Collective Learning: Practices to Build Community Power, Equity and Systems Change

482 people attended COO’s session at the Collective Impact Forum, Collective Learning: Practices to Build Community Power, Equity, and Systems Change, on April 26. This learning session, geared towards others working on collective impact projects, discussed key community-centered capacity building activities, impacts, learnings and contributions to community power building and systems and policy change outcomes and progress. For Communities of Opportunity (COO), the investments into the individuals, organizations and partnerships that serve our communities for greater effectiveness, creativity, and longevity, are critical for building a pathway to a future where all communities in King County thrive.

COO defines capacity building as ‘supporting leadership development, organizational and partnership infrastructure, and sustained civic capacity to actualize equity in policy after policy, issue after issue, year after year.’ In this session presenters described how COO aims to create learning spaces not just to transfer knowledge, information and skills but the ability to build confidence, resilience and power within individuals and communities that face systemic injustice.

April 26, 2023 Collective Impact Forum, Collective Learning: Practices to Build Community Power, Equity, and Systems Change

The presentation shared the key learnings from COO’s capacity building and learning activities and partners, as well as the successes and challenges of so far in the operationalizing COO’s capacity building framework and in the various learning and capacity building activities themselves. And, how COO’s approaches may be transferable to other collaborative efforts interested in transformative ways to build equity.


Presenters:

Kalayaan Domingo, former COO staff and current Workforce Demonstration Pilot Project Manager – Best Starts for Kids, Department of Community and Human Services, King County

Kalayaan Domingo is a Project Manager with King County, partnering with Communities throughout the County to drive systemic change for a more equitable and just King County. She believes that healthy communities are built through practicing solidarity, interdependence and healing, to restore and balance where systemic oppression has created inequities and division. Kalayaan graduated with an MPH from the Community Oriented Public Health Practice Program at the University of Washington and comes from a line of community and labor organizers in the Seattle region. Her lived experience and formal training serve as a foundation to her approach to building and sustaining healthy communities.
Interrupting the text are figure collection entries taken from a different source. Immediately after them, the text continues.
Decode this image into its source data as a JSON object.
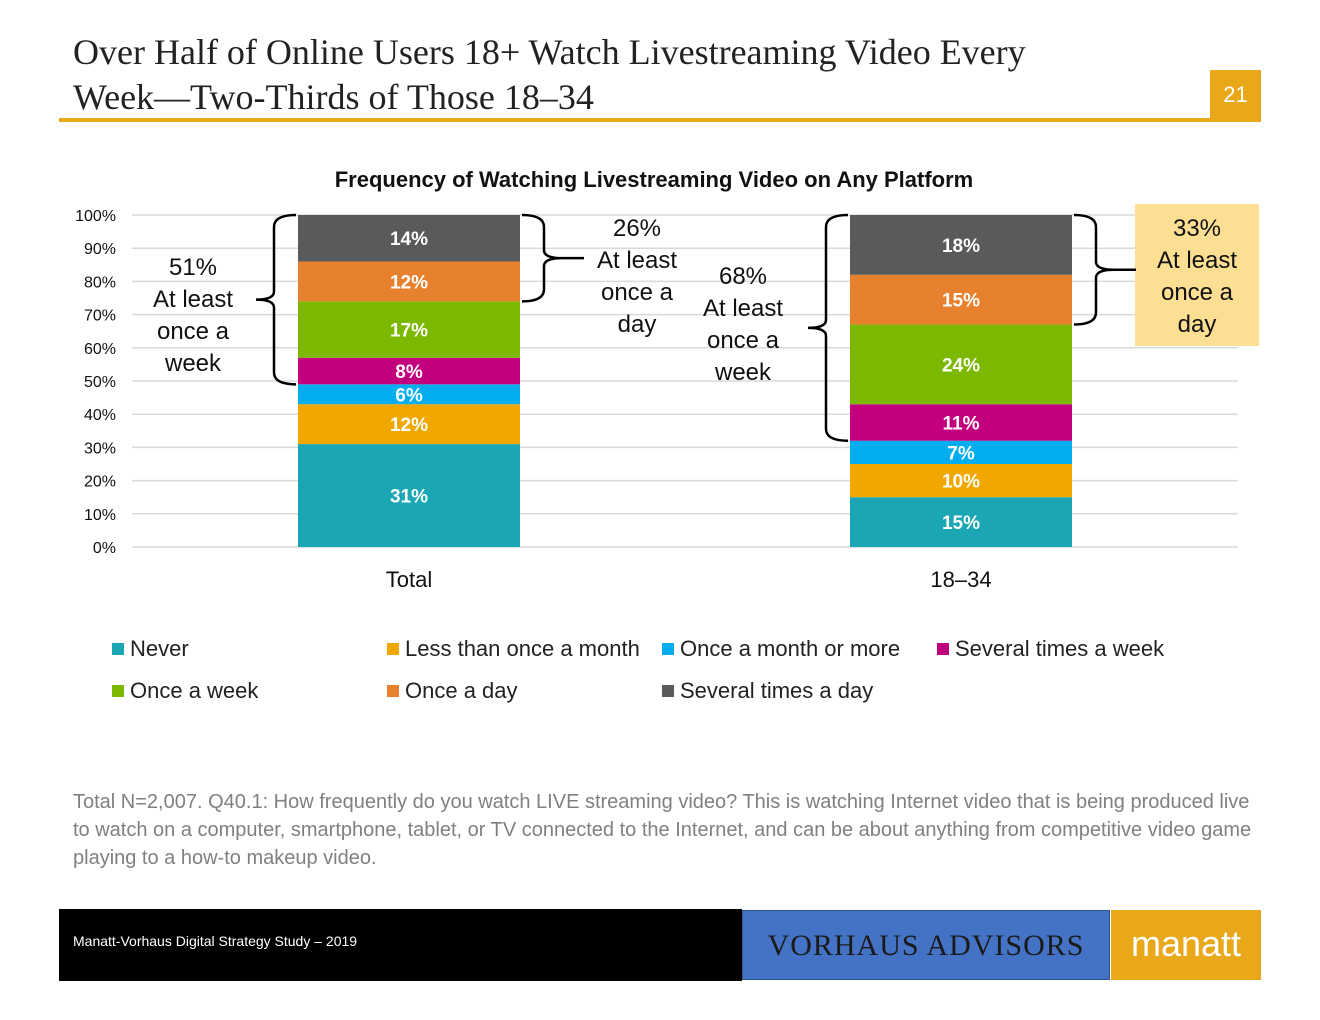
{
  "header": {
    "title_line1": "Over Half of Online Users 18+ Watch Livestreaming Video Every",
    "title_line2": "Week—Two-Thirds of Those 18–34",
    "page_number": "21",
    "accent_color": "#E8A81A"
  },
  "chart_data": {
    "type": "bar",
    "stacked": true,
    "title": "Frequency of Watching Livestreaming Video on Any Platform",
    "categories": [
      "Total",
      "18–34"
    ],
    "ylim": [
      0,
      100
    ],
    "y_ticks": [
      "0%",
      "10%",
      "20%",
      "30%",
      "40%",
      "50%",
      "60%",
      "70%",
      "80%",
      "90%",
      "100%"
    ],
    "grid": true,
    "series": [
      {
        "name": "Never",
        "color": "#1AA7B3",
        "values": [
          31,
          15
        ]
      },
      {
        "name": "Less than once a month",
        "color": "#F0A800",
        "values": [
          12,
          10
        ]
      },
      {
        "name": "Once a month or more",
        "color": "#00AEEF",
        "values": [
          6,
          7
        ]
      },
      {
        "name": "Several times a week",
        "color": "#C2007E",
        "values": [
          8,
          11
        ]
      },
      {
        "name": "Once a week",
        "color": "#7CB800",
        "values": [
          17,
          24
        ]
      },
      {
        "name": "Once a day",
        "color": "#E8812E",
        "values": [
          12,
          15
        ]
      },
      {
        "name": "Several times a day",
        "color": "#595A5C",
        "values": [
          14,
          18
        ]
      }
    ],
    "annotations": [
      {
        "category": "Total",
        "side": "left",
        "from_series": 3,
        "to_series": 6,
        "pct": "51%",
        "lines": [
          "At least",
          "once a",
          "week"
        ],
        "highlight": false
      },
      {
        "category": "Total",
        "side": "right",
        "from_series": 5,
        "to_series": 6,
        "pct": "26%",
        "lines": [
          "At least",
          "once a",
          "day"
        ],
        "highlight": false
      },
      {
        "category": "18–34",
        "side": "left",
        "from_series": 3,
        "to_series": 6,
        "pct": "68%",
        "lines": [
          "At least",
          "once a",
          "week"
        ],
        "highlight": false
      },
      {
        "category": "18–34",
        "side": "right",
        "from_series": 5,
        "to_series": 6,
        "pct": "33%",
        "lines": [
          "At least",
          "once a",
          "day"
        ],
        "highlight": true,
        "highlight_color": "#FDDF94"
      }
    ],
    "legend_position": "bottom"
  },
  "legend": {
    "items": [
      {
        "label": "Never",
        "color": "#1AA7B3"
      },
      {
        "label": "Less than once a month",
        "color": "#F0A800"
      },
      {
        "label": "Once a month or more",
        "color": "#00AEEF"
      },
      {
        "label": "Several times a week",
        "color": "#C2007E"
      },
      {
        "label": "Once a week",
        "color": "#7CB800"
      },
      {
        "label": "Once a day",
        "color": "#E8812E"
      },
      {
        "label": "Several times a day",
        "color": "#595A5C"
      }
    ]
  },
  "note": "Total N=2,007. Q40.1: How frequently do you watch LIVE streaming video? This is watching Internet video that is being produced live to watch on a computer, smartphone, tablet, or TV connected to the Internet, and can be about anything from competitive video game playing to a how-to makeup video.",
  "footer": {
    "study": "Manatt-Vorhaus Digital Strategy Study – 2019",
    "vorhaus_logo": "VORHAUS ADVISORS",
    "manatt_logo": "manatt",
    "vorhaus_color": "#4472C4"
  }
}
When she isn’t working Kalayaan can be found on the soccer field cheering on her two sons or diving in to one of the many books on her ever-growing stack.

Leika Suzumura, Evaluator, Nourishian For Life

Leika Suzumura is a community health advocate specializing in nutrition education and community driven evaluation. She earned her BS in Nutrition from Bastyr University in 2006 and completed her Masters of Public Health at the University of Washington in 2020, specializing in Community Oriented Public Health Practice. She has been working in the Rainier Valley of South Seattle for 15 years, providing experiential opportunities for people to learn and share food traditions that support health, connect us to our community, and honor the land our food comes from. When Leika is not cooking with the community, she can be found playing Capoeira or hosting an event at the Union Cultural Center where she and her husband are the Guardians.

Sarah Tran, Consultant, Sama Praxis

Sarah provides leadership coaching, facilitation, training, and consultation to community organizations, philanthropic foundations, businesses, and government entities committed to advancing racial justice and equity. Drawing on her roots as a daughter of Vietnamese refugees, a survivor of violence, a former Executive Director of color, and organizer - she is committed to supporting leaders of color as they mobilize their communities and transform systems to support collective liberation.

Moderator: Whitney Johnson, COO staff.

Whitney is the lead for the Learning Community strategy of Communities of Opportunity, and responsible for the operations, partnerships, and activities within the Learning Community strategy. This includes working in collaboration with community and Sama Praxis on the capacity building framework that supports and strengthens the relationships and community power building work of the community organizations and groups that are within and aligned with the COO initiative. Whitney has an MPH and is committed to a public health practice of community care and anti-oppression.


The Summit Whova site will be available for three months, or until July 26, 2023. Please review the recordings and download materials by that date. After that date, the site will come down.